What makes a successful superhero game?

Agreed, it's not exactly a physics sim...
But it can be used as one, since the base assumptions of the core engine work relatively well as a physics sim.

There are more accurates ones. It's not quite off-label use, as the variety of spinoff games using the engine approach it as a physics engine, dropping the powers and replacing them with genre specific tweaks to the core engine.

The greater degree they do that, the more they tend to fail though; the assumptions baked into it as a superhero game tend to fail out if you're using any real scope outside a supers game, because they show their roots. This includes such basic things as the fact its far easier to knock someone out than kill them in the game (as compared to the real world where the inverse is, effectively, true)

You can hack on it enough to make that all go away, but it requires considerable hacking.

(Note that most games using Hero use the powers for some purpose; about the only ones that didn't were Danger International and Justice, Inc.). Oh, I guess probably not Western Hero either.

Fantasy Hero was originally a standalone, like Danger International, Robot Warriors, Star Hero, and Justice, Inc. These titles, prior to the HSR4 unification, were adapted cores, with Star Hero and Fantasy Hero being reprised for 4th, and 5th, and 6th as splats.

Like a number of other games (Traveller, RQ, and others), MacDonald and Peterson intended it to be partially a sim...


Simulation is in its roots... just not simulation of the real world as we live in it. "designed to reflect real life (as seen in comic books)" is the key element. Not all physics engines are our physics. (And, while the sheet can be told apart from later editions, it's instantly recognizable as the parent of the later editions' more streamlined sheets.)
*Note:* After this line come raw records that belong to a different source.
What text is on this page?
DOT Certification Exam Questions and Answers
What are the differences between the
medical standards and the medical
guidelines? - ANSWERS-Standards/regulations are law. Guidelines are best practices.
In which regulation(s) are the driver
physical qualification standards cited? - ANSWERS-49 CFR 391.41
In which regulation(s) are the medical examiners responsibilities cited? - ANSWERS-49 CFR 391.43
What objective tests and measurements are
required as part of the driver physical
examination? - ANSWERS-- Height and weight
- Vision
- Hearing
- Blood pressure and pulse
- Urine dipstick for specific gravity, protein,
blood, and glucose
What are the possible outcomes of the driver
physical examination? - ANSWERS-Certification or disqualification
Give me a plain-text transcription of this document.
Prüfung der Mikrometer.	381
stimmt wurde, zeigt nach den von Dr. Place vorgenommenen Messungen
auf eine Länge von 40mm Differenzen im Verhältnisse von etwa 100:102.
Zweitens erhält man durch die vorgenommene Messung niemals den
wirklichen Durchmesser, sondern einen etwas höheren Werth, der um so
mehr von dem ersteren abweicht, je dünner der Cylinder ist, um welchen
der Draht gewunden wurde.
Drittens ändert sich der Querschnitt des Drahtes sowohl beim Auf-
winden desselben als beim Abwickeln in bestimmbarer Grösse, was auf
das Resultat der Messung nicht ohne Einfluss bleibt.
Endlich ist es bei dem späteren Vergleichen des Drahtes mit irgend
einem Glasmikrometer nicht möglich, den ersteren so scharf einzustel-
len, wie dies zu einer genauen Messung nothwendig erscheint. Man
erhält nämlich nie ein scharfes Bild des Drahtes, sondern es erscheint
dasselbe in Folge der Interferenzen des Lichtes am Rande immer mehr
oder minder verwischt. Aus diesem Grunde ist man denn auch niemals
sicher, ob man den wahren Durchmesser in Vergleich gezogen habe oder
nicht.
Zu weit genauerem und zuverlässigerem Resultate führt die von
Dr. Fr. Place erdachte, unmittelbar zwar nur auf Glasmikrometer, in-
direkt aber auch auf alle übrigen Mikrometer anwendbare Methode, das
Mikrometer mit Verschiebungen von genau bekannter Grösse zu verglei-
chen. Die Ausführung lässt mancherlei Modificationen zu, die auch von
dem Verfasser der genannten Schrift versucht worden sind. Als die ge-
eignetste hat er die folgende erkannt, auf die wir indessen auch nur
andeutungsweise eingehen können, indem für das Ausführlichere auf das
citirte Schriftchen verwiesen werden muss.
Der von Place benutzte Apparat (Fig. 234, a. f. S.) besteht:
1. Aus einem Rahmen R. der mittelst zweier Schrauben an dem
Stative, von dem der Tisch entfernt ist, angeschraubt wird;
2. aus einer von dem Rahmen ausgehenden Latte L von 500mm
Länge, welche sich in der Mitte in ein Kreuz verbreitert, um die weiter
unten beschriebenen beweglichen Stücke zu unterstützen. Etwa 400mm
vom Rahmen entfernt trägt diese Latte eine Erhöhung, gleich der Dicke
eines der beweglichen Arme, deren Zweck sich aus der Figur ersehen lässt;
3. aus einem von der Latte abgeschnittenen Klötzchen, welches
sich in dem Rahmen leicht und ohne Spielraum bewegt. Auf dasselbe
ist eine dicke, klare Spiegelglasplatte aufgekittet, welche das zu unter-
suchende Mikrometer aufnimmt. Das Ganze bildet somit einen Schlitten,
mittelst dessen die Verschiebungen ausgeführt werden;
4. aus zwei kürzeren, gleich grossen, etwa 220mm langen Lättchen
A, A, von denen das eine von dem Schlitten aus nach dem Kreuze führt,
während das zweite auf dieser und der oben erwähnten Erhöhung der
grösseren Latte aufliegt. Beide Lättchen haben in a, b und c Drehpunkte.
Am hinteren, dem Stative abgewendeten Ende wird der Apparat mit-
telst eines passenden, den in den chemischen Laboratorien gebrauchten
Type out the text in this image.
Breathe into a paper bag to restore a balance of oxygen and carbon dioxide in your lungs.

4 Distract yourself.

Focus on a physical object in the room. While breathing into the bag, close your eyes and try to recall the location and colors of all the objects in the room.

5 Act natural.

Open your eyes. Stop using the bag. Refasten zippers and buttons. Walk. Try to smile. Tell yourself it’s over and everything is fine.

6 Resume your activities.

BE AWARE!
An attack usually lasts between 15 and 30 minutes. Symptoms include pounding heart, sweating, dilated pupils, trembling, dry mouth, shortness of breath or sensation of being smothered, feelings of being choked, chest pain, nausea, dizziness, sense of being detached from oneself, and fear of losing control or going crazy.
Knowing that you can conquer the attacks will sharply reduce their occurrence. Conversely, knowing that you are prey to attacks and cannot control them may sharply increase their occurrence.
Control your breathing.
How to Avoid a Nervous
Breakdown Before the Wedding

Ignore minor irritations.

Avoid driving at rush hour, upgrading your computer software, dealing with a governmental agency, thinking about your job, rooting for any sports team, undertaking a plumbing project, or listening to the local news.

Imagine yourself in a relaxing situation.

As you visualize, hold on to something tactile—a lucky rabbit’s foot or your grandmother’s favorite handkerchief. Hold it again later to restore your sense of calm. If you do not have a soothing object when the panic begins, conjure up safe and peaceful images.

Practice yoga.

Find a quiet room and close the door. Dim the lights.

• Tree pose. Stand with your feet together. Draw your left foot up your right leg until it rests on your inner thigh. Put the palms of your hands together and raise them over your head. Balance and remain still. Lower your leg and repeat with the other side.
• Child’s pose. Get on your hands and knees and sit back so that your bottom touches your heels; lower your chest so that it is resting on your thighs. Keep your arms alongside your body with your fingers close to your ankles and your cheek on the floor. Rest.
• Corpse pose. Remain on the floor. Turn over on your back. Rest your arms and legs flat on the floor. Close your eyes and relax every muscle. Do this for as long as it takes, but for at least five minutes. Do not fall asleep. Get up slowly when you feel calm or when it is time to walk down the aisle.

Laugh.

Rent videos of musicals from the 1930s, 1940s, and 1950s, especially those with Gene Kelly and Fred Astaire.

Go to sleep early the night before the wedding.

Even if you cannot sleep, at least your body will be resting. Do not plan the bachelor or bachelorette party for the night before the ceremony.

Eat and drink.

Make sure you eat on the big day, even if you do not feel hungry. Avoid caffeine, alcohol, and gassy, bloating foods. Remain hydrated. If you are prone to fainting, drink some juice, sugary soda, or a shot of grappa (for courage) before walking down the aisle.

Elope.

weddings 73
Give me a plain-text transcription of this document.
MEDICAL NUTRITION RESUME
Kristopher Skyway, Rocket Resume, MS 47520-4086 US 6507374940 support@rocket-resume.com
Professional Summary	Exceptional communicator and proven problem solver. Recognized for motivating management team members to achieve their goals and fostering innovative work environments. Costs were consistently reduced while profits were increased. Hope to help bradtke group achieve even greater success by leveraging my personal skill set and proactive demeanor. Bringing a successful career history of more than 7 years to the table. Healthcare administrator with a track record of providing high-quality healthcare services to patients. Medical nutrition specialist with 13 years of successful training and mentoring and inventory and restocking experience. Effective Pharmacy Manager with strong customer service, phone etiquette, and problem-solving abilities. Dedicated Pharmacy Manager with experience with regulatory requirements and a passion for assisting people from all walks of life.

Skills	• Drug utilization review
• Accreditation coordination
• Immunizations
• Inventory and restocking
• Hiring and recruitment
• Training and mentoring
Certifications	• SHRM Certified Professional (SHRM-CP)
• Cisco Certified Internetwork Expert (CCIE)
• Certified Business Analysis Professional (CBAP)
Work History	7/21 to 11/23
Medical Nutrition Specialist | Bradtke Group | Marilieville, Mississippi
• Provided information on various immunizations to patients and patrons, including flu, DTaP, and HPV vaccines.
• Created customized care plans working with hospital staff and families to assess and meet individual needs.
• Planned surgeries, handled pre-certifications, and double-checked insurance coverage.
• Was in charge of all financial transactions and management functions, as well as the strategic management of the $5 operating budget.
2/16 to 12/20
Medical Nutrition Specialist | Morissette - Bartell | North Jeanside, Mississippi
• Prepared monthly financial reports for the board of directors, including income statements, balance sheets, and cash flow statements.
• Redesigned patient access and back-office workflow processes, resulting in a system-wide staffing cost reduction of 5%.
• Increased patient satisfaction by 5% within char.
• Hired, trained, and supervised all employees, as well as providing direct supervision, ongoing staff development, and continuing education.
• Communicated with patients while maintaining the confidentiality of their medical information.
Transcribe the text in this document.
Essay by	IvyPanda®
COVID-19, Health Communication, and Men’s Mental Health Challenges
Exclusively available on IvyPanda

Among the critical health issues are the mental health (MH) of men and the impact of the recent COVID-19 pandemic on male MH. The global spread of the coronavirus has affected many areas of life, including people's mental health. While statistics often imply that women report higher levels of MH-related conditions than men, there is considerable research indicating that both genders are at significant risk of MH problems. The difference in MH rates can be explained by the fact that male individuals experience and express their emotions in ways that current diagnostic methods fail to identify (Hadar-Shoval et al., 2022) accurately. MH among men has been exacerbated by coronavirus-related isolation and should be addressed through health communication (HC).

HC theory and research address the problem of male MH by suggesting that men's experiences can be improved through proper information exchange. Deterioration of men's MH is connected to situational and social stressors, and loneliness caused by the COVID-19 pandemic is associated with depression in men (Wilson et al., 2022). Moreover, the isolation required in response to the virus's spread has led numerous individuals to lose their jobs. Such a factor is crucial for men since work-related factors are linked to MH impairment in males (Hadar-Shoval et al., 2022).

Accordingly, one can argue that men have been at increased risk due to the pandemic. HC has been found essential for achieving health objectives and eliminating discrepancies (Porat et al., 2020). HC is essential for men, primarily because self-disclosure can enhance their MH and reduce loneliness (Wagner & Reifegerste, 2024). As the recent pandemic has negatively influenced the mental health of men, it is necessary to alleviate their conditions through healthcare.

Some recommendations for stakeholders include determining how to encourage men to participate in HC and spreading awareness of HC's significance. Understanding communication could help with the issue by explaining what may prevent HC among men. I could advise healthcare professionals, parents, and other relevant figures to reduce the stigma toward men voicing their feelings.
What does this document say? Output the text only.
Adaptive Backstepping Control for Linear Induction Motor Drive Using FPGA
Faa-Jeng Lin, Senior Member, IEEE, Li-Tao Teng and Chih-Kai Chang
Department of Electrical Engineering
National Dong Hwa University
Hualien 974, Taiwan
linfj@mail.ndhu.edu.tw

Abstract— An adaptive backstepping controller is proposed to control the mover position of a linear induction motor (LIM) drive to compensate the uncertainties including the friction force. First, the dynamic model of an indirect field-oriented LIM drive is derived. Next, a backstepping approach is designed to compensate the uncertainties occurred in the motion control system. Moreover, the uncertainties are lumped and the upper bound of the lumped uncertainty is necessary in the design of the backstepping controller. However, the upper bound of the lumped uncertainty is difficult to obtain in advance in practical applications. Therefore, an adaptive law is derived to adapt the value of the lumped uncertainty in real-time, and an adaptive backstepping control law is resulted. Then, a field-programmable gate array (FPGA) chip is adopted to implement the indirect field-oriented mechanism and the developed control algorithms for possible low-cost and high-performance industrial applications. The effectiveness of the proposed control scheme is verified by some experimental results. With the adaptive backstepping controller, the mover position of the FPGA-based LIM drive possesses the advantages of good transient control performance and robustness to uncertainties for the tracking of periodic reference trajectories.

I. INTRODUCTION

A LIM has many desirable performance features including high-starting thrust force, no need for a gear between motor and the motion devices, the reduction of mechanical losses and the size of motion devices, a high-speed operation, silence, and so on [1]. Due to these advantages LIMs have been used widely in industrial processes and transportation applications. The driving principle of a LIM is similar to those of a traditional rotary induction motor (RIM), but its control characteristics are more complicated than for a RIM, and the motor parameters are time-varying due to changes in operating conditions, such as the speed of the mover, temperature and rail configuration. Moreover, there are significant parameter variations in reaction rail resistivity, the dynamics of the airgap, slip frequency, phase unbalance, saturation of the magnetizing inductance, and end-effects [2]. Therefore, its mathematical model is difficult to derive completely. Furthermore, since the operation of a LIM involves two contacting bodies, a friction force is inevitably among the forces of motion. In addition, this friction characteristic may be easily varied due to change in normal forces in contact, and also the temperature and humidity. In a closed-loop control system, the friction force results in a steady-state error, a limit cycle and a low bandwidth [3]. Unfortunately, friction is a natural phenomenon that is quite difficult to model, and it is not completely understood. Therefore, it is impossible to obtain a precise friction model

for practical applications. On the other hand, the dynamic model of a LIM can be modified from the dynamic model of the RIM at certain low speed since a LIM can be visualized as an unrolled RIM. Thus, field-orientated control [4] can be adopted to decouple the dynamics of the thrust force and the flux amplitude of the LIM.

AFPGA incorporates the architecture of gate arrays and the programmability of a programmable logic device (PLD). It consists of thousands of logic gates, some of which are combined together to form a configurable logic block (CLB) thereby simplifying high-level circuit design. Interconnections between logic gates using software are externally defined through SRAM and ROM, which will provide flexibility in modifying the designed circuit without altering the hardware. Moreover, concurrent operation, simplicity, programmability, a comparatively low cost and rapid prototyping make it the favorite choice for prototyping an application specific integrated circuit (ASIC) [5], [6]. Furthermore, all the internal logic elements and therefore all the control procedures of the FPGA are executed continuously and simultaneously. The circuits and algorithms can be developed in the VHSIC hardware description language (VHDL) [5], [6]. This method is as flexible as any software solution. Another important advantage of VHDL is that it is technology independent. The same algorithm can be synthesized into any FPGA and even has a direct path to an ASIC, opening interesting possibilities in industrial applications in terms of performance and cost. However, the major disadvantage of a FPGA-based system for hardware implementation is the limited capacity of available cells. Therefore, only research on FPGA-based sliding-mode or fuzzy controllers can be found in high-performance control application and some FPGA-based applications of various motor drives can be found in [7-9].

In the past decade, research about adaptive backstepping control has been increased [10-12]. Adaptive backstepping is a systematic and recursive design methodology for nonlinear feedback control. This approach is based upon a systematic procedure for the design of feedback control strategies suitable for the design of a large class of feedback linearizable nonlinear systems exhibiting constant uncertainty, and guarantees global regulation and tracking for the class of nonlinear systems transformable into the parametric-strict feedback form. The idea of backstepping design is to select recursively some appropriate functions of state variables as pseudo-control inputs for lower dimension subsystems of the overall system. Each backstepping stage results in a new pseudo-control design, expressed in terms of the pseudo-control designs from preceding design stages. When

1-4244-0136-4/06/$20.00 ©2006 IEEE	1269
However, Hero backs in certain elements that are superhero conventions that are not supposed to be visible to people in the setting. Such as the fact its easier to blow through a concrete wall than kill a human (because beams that do the former in the comics often hit people not avowedly superhuman physically without doing the latter. Its a baked in genre convention and has nothing to do with how the physics of the world is supposed to work from an interior view).